Tandis que la planète flambait, ces messieurs-dames péroraient, prétendant trouver pour nous les solutions justes et parfaites. On voit, on a vu les résultats. Je pourrais me contenter d’en rire, car il y a bien de quoi. Exemple : Athènes. Une milliardième conférence s’y est tenue fin avril 2009, organisée je crois – et je m’en fous – par le Programme des nations unies pour l’environnement (PNUE).Vous savez quoi ? On y a appris que l’Union européenne se montrait et se montrerait incapable de stopper « l’érosion de la biodiversité ». En résumé non euphémisé : l’Europe continue à détruire la vie comme si de rien n’était, y compris en mer (ici).
La mer.
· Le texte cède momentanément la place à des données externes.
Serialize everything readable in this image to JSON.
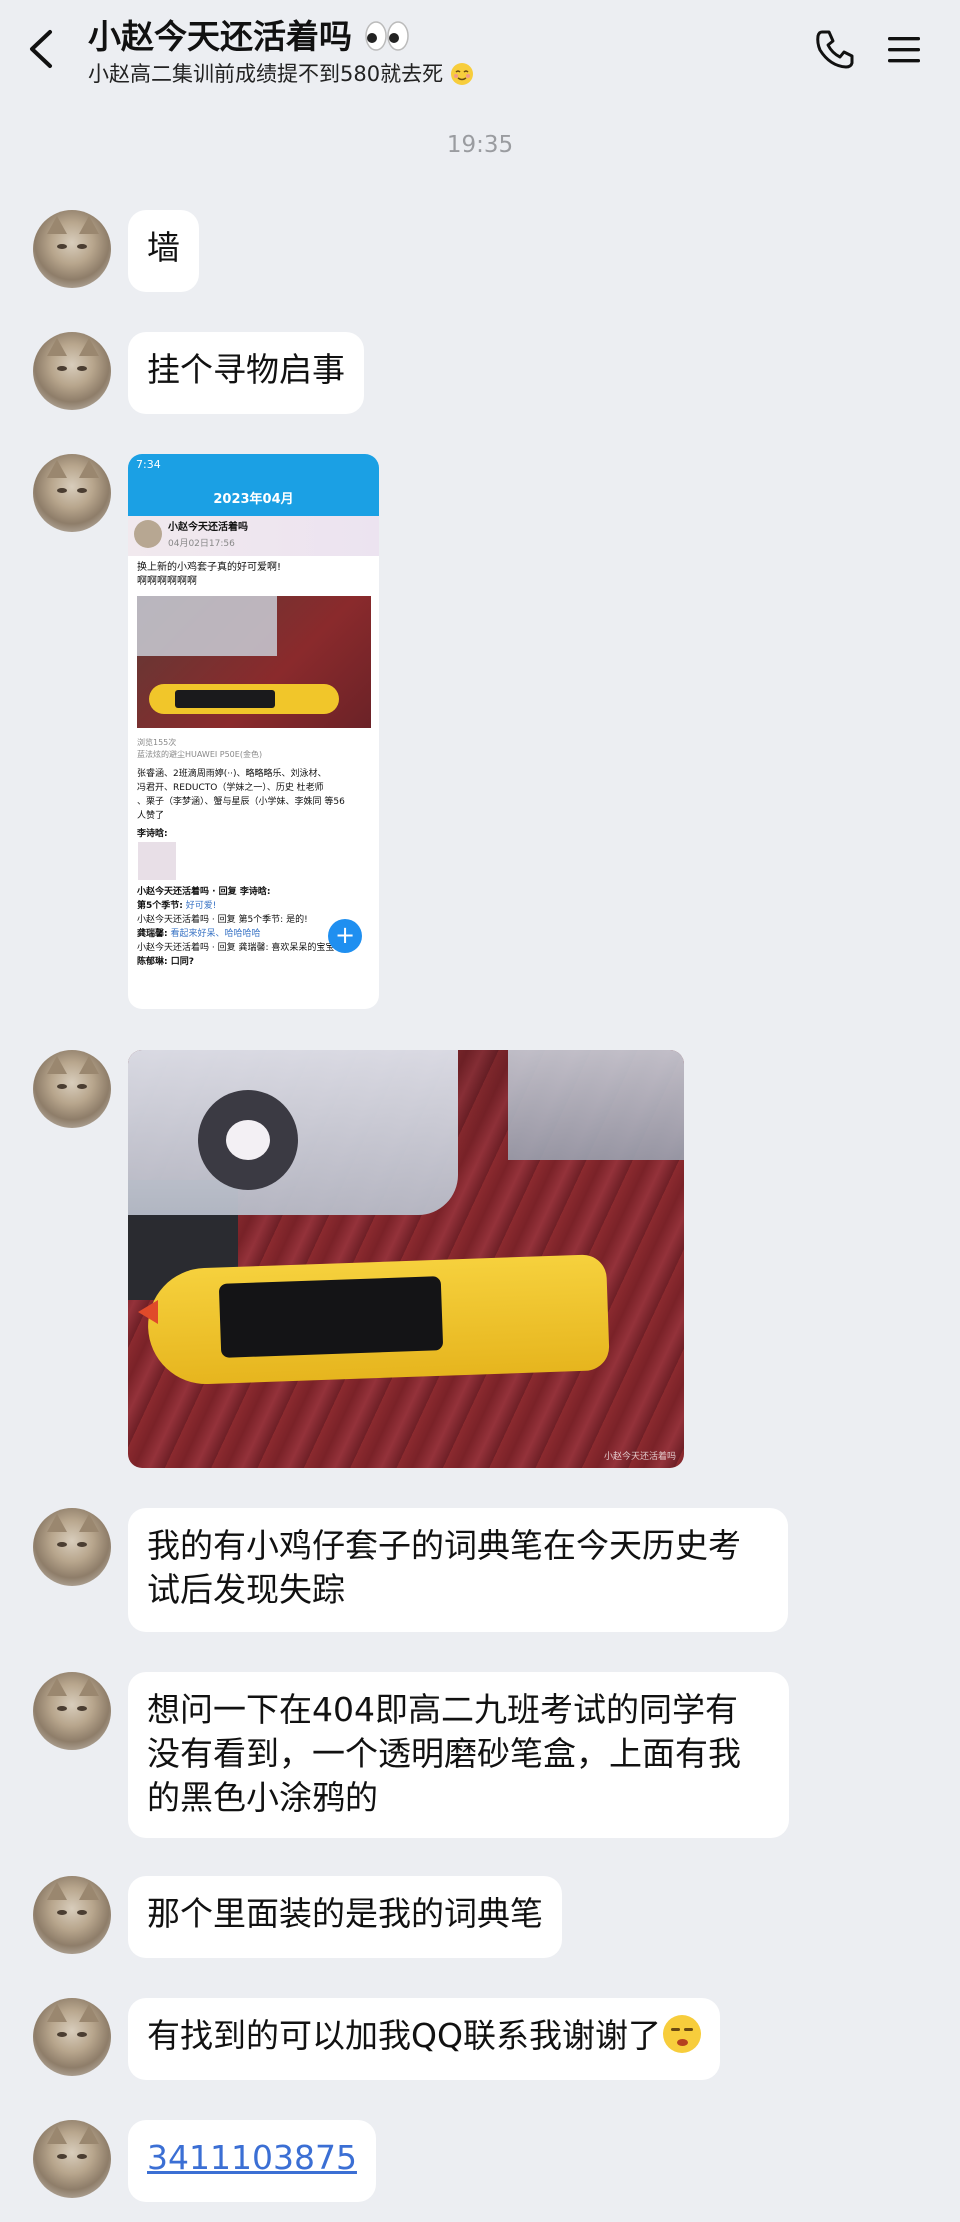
{
  "header": {
    "title": "小赵今天还活着吗",
    "title_icon": "eyes-emoji",
    "subtitle": "小赵高二集训前成绩提不到580就去死",
    "subtitle_icon": "relieved-emoji",
    "back_icon": "chevron-left-icon",
    "call_icon": "phone-icon",
    "menu_icon": "menu-icon"
  },
  "timestamp": "19:35",
  "messages": [
    {
      "text": "墙"
    },
    {
      "text": "挂个寻物启事"
    },
    {
      "text": "我的有小鸡仔套子的词典笔在今天历史考试后发现失踪"
    },
    {
      "text": "想问一下在404即高二九班考试的同学有没有看到，一个透明磨砂笔盒，上面有我的黑色小涂鸦的"
    },
    {
      "text": "那个里面装的是我的词典笔"
    },
    {
      "text": "有找到的可以加我QQ联系我谢谢了",
      "emoji": "smirk-emoji"
    },
    {
      "text": "3411103875",
      "is_link": true
    }
  ],
  "screenshot_image": {
    "status_time": "7:34",
    "nav_title": "2023年04月",
    "post_author": "小赵今天还活着吗",
    "post_date": "04月02日17:56",
    "post_text_1": "换上新的小鸡套子真的好可爱啊!",
    "post_text_2": "啊啊啊啊啊啊",
    "views": "浏览155次",
    "device": "蓝法炫的避尘HUAWEI P50E(金色)",
    "likes_1": "张睿涵、2班滴周雨婷(··)、略略略乐、刘泳材、",
    "likes_2": "冯君开、REDUCTO（学妹之一）、历史 杜老师",
    "likes_3": "、栗子（李梦涵）、蟹与星辰（小学妹、李姝同 等56",
    "likes_4": "人赞了",
    "commenter": "李诗晗:",
    "reply_1": "小赵今天还活着吗 · 回复 李诗晗:",
    "reply_2a": "第5个季节:",
    "reply_2b": "好可爱!",
    "reply_3": "小赵今天还活着吗 · 回复 第5个季节: 是的!",
    "reply_4a": "龚瑞馨:",
    "reply_4b": "看起来好呆、哈哈哈哈",
    "reply_5": "小赵今天还活着吗 · 回复 龚瑞馨: 喜欢呆呆的宝宝",
    "reply_6": "陈郁琳: 口同?"
  },
  "photo": {
    "watermark": "小赵今天还活着吗"
  }
}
Chabason. Le plan bleu. 1975. Chabason était à Athènes en avril dernier, et voici ce qu’il a cru pouvoir déclarer concernant la biodiversité : « Nous n’avons pas un indicateur simple – la hausse des températures ou la concentration du CO2 dans l’atmosphère – pour nous alerter. Nous n’avons pas non plus de scénarios nous mettant en garde contre les risques à franchir certains seuils. Enfin, nous n’avons pas encore vécu d’épisodes comme Katrina ou la canicule de 2003 pour aider à la prise de conscience du problème ».
C’est-y pas génial ? Après quarante ans de blabla, l’un de nos grands lutteurs de foire reconnaît qu’il n’en fout pas une rame. Qu’il se contente, comme dirait l’autre, de pures « paroles verbales ». Je vous résume mon sentiment à propos de cette petite armée de professionnels qui s’est emparée de quelques expressions clés, comme développement durable, effet de serre, ou encore biodiversité. Ils ne sont évidemment pas une aide. Ils sont même à coup certain des « retardateurs ». Leur omniprésence et leur totale impuissance à créer du mouvement nous font perdre des années qui ne reviendront pas. Oserai-je ? Ils ne sont pas de mes amis.